Until the death of Raffaella Carrà (Bologna, 1943-Rome 2021), there was the theory that Jordi Hurtado and she were immortal television beings. Not only because they were in our receivers forever, but because their physical deterioration was almost imperceptible. The death of the Italian led us to think that, at least she, was mortal.

Raffaella Carrà wanted to make her way as a film actress, but her destiny was to be a star of television, of RAI first and then of a large part of the Spanish-speaking world. The appearances in the seventies on our television achieved a magnet effect that was impossible to neutralize. Regardless of her age or sex, you stood still watching her dance, sing, talk, smile, and give herself to the audience as if it was the last time you and she would see each other. In reality, he did all this half well, but he had the lethal weapon of professional honesty, without any imposture in his sympathy, his modesty, his lively eyes and that Italian-style laugh. It was a format absolutely for all audiences, because in addition it did not communicate any type of sexuality, as if in the still carpet-vetonic Spain of those years, showing her body and herself, her wild hair in full exorcist ecstasy, was just what she was: a free woman. I’m like that I’m not looking for anything. Have a good time. let me be Let’s be in peace.

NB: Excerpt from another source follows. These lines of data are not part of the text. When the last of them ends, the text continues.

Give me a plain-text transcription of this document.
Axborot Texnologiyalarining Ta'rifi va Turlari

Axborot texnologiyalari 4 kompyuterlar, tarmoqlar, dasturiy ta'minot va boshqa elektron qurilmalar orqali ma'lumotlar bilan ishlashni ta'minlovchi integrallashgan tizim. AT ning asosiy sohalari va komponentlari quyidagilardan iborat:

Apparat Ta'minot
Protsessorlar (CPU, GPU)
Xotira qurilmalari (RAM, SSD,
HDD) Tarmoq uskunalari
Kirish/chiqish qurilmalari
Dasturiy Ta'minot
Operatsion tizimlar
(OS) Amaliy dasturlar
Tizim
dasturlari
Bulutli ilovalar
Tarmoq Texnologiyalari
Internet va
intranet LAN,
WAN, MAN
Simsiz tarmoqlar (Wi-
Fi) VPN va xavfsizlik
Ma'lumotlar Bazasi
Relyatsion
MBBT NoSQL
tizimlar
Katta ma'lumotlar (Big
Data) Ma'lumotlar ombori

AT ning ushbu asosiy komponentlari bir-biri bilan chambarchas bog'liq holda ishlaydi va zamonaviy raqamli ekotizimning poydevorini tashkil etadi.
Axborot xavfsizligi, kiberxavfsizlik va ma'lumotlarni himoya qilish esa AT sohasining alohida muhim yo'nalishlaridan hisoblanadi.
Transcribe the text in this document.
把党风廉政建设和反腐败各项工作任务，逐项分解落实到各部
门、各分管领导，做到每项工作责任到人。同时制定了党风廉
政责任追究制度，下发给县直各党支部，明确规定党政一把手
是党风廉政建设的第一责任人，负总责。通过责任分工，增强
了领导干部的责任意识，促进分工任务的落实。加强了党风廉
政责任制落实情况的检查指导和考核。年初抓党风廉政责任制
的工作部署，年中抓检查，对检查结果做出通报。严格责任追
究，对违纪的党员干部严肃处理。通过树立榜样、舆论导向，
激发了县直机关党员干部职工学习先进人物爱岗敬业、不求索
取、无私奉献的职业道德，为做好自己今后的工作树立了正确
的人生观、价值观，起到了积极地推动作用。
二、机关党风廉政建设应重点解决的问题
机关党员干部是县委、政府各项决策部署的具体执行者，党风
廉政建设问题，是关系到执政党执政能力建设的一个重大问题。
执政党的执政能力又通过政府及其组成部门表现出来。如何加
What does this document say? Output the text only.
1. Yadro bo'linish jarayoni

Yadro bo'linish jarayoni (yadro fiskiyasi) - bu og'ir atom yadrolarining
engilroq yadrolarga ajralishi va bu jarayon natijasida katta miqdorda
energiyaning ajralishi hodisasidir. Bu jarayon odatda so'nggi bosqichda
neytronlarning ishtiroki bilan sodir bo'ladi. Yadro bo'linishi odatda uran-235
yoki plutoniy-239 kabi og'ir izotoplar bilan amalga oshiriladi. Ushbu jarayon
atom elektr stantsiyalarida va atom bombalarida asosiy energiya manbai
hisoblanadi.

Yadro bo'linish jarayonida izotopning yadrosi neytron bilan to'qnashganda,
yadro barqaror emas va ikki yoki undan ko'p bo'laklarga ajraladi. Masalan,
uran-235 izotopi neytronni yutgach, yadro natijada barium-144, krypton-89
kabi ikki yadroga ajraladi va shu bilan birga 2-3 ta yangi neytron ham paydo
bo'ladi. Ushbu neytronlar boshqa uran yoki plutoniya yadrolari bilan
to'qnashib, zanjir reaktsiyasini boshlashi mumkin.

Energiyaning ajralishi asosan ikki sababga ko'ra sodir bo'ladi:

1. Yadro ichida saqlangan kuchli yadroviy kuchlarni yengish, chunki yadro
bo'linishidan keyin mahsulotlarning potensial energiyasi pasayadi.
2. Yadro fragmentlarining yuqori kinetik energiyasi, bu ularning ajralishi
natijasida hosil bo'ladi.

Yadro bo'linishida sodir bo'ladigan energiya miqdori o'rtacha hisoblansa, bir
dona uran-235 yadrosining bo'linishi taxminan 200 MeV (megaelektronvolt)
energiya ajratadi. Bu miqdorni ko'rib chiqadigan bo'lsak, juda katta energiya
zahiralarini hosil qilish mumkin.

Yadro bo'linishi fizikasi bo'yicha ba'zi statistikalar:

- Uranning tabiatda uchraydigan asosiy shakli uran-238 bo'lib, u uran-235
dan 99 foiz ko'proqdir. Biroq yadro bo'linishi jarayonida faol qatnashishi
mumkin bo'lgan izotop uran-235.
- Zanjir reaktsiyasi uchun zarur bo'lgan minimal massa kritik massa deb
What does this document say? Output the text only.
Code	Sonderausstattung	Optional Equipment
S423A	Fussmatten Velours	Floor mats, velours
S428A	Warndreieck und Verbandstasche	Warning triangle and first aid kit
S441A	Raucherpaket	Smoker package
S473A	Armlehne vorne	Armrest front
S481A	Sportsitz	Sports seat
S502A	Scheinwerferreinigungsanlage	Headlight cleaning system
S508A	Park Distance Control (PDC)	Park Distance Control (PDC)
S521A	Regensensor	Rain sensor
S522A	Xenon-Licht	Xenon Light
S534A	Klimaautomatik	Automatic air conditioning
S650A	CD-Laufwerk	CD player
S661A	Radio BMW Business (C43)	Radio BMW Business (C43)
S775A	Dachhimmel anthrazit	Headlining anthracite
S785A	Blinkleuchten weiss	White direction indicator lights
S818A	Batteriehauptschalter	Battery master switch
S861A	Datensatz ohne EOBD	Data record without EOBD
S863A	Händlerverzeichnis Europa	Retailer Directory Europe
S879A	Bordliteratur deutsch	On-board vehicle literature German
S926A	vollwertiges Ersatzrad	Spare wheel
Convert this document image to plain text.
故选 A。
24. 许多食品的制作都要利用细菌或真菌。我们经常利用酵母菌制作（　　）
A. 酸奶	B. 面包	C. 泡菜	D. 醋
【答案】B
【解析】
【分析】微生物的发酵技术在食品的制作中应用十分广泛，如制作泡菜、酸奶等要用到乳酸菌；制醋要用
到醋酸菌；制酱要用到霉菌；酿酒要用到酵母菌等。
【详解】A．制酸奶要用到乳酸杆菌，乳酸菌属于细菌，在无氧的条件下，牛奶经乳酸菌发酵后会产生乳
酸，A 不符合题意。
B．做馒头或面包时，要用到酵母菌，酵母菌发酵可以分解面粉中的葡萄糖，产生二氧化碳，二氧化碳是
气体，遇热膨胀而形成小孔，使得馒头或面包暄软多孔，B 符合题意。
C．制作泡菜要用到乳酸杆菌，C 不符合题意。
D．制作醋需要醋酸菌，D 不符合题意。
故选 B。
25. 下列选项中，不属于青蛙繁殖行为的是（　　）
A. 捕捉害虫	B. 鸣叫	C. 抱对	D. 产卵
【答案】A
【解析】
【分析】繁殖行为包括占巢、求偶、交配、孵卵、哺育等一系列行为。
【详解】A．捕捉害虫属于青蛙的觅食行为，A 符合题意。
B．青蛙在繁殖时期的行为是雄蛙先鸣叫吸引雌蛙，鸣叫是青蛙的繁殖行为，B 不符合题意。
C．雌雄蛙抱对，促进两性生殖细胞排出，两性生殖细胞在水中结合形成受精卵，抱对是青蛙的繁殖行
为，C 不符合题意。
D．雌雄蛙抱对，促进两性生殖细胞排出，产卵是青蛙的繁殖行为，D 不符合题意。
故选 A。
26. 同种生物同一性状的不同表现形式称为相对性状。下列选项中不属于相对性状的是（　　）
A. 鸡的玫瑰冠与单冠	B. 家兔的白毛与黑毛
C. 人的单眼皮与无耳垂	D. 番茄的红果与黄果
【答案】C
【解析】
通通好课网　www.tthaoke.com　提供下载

In 1978 Tanto Auguri (Happy Birthday) was first published in Italian and then Hay que venir al Sur in Spanish. The composer of the song and the singer’s first husband was Gianni Boncompagni, and it was clearly a song about sexual freedom and giving a ticket to whoever left you, and looking for candidates without any moral drama for middle Have fun, ladies, with carpe diem.

Raffaella was from the north, from Bologna. Also the composer. The only thing that led to the determination that love is made better in the south (beyond the fact that they had a friend living in Euskadi) was a matter of rhyme. In both the Italian and Spanish versions, if the essence of the song’s motto was: “Lo importante es con quien quieras TÚ”, the previous verse had to rhyme. In Spanish, it would be “para hacer bien el amor hay que venir al SUR”, and in Italian: “Commè e bello fer l’amore de Trieste in GIÚ”, that is to say “How beautiful it is to make love in Trieste no down”. In other words, if the rhyme had been different, we might be saying that to make love you have to go to Ferrol.

The differences between the two versions also show those that existed in two sociologically similar societies, but one of which, two minutes away from a forty-year dictatorship. In both versions, it’s about sexual freedom, to do it with whoever you want and that if you’ve been dumped, you keep trying beds until you find what you’re looking for. But while in the Italian version the same title congratulated the one who had made promiscuity a way of life, it also spoke of the possibility of a woman leaving her partner for pure sexual routine (“My life is a roulette of the que sabes mis números” or “Mi cuerpo es una alfombra sobre la que tú te dormirás”), and yes, it talks about hatred and war, arguing and fighting as something that, in a relationship, can be allowed, if then there is good sex or as she says more romantically: “Quando a letto l’amore c’è”.

The Spanish version knows which society it is aimed at. Here we are already talking about vagabond hearts, about being left behind, about a woman alone and free (it was difficult for this to sink in, but it did sink in), with the moral warning that “innocence is lost”, that is, divorced, separated, unmarried and badly married, suitcases and on the train to the South to find a lover who turns out to be better than the previous one (in Italy, there is talk of a more handsome one, in Spain, a better one. Good sociology). The song, with slight disco touches, and dislocations of the back of the neck, fits when it touches – aided by some unnecessary arpeggios of flaming guitar – the red button of Andalusia, this weakness in the Hispanic, catharsis, wound and destiny not in the Universal but in the staff. Around here, everyone understood what Carrà was talking about, from the South as mental liberation, similar to that of the cowboys who cross, fleeing, all of Texas so that, having crossed the Mexican border, they stay for months in a cantina to be found and killed but, at least, being alive. That glorious southern lucidity: “everyone says that love is the friend of madness, but to me, who is crazy, it is the only thing that cures me”. How do you see it, Erasmus of Rotterdam?